A hot CPI could expose how addicted this market has become to rate cuts

Tomorrow’s inflation report isn’t just another economic release.

It might answer a much bigger question.

Is this market rally built on earnings…

Or built on hope that the Fed will eventually ride to the rescue?

That’s what makes this CPI report so interesting.

If inflation comes in hotter than expected, it doesn’t just delay rate cuts.

It forces investors to rethink the entire story they’ve been telling themselves.

The market has spent months assuming inflation would gradually cool and give the Fed room to ease policy.

A surprise on the upside would challenge that assumption.

Here’s what I think people are missing.

The first reaction will probably be about interest rates.

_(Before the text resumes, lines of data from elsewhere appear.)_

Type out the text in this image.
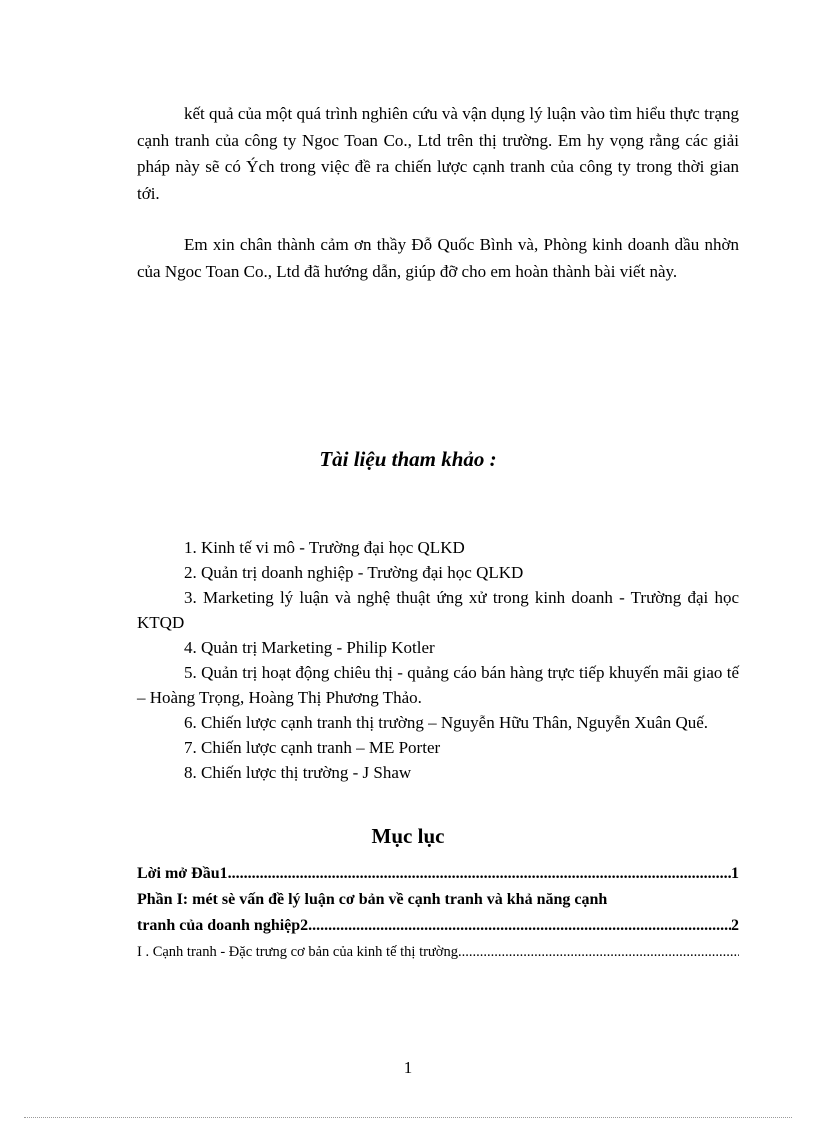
kết quả của một quá trình nghiên cứu và vận dụng lý luận vào tìm hiểu thực trạng cạnh tranh của công ty Ngoc Toan Co., Ltd trên thị trường. Em hy vọng rằng các giải pháp này sẽ có Ých trong việc đề ra chiến lược cạnh tranh của công ty trong thời gian tới.

Em xin chân thành cảm ơn thầy Đỗ Quốc Bình và, Phòng kinh doanh dầu nhờn của Ngoc Toan Co., Ltd đã hướng dẫn, giúp đỡ cho em hoàn thành bài viết này.

Tài liệu tham khảo :
1. Kinh tế vi mô - Trường đại học QLKD
2. Quản trị doanh nghiệp - Trường đại học QLKD
3. Marketing lý luận và nghệ thuật ứng xử trong kinh doanh - Trường đại học KTQD
4. Quản trị Marketing - Philip Kotler
5. Quản trị hoạt động chiêu thị - quảng cáo bán hàng trực tiếp khuyến mãi giao tế – Hoàng Trọng, Hoàng Thị Phương Thảo.
6. Chiến lược cạnh tranh thị trường – Nguyễn Hữu Thân, Nguyễn Xuân Quế.
7. Chiến lược cạnh tranh – ME Porter
8. Chiến lược thị trường - J Shaw
Mục lục
Lời mở Đầu1 .....	1
Phần I: mét sè vấn đề lý luận cơ bản về cạnh tranh và khả năng cạnh
tranh của doanh nghiệp2 .....	2
I . Cạnh tranh - Đặc trưng cơ bản của kinh tế thị trường
.....
1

The bigger story is the bond market.

Long-term Treasury yields have already been climbing because investors aren’t just worried about inflation anymore.

They’re also pricing massive government borrowing, persistent deficits, and the possibility that inflation stays sticky for longer.

A hotter CPI simply adds another reason to demand higher yields.

That’s where things get uncomfortable.

Higher yields don’t just pressure high-growth stocks.

They raise borrowing costs across the economy.

Mortgages.

Corporate debt.

Government interest payments.

Everything becomes more expensive.

Ironically, a strong economy can become bad news for stocks if it keeps inflation alive long enough to prevent the Fed from easing.

That’s a strange world to invest in.

Good economic news becomes bad market news.

The real risk isn’t one inflation report.

It’s the possibility that investors finally accept rates may stay higher for much longer than they expected.

If that happens, the market has to start valuing companies without assuming cheaper money is always around the corner.

That’s a much tougher environment.

Tomorrow’s CPI won’t decide the economy.

But it could decide whether the market is still trading on hope… or forced to start trading on reality.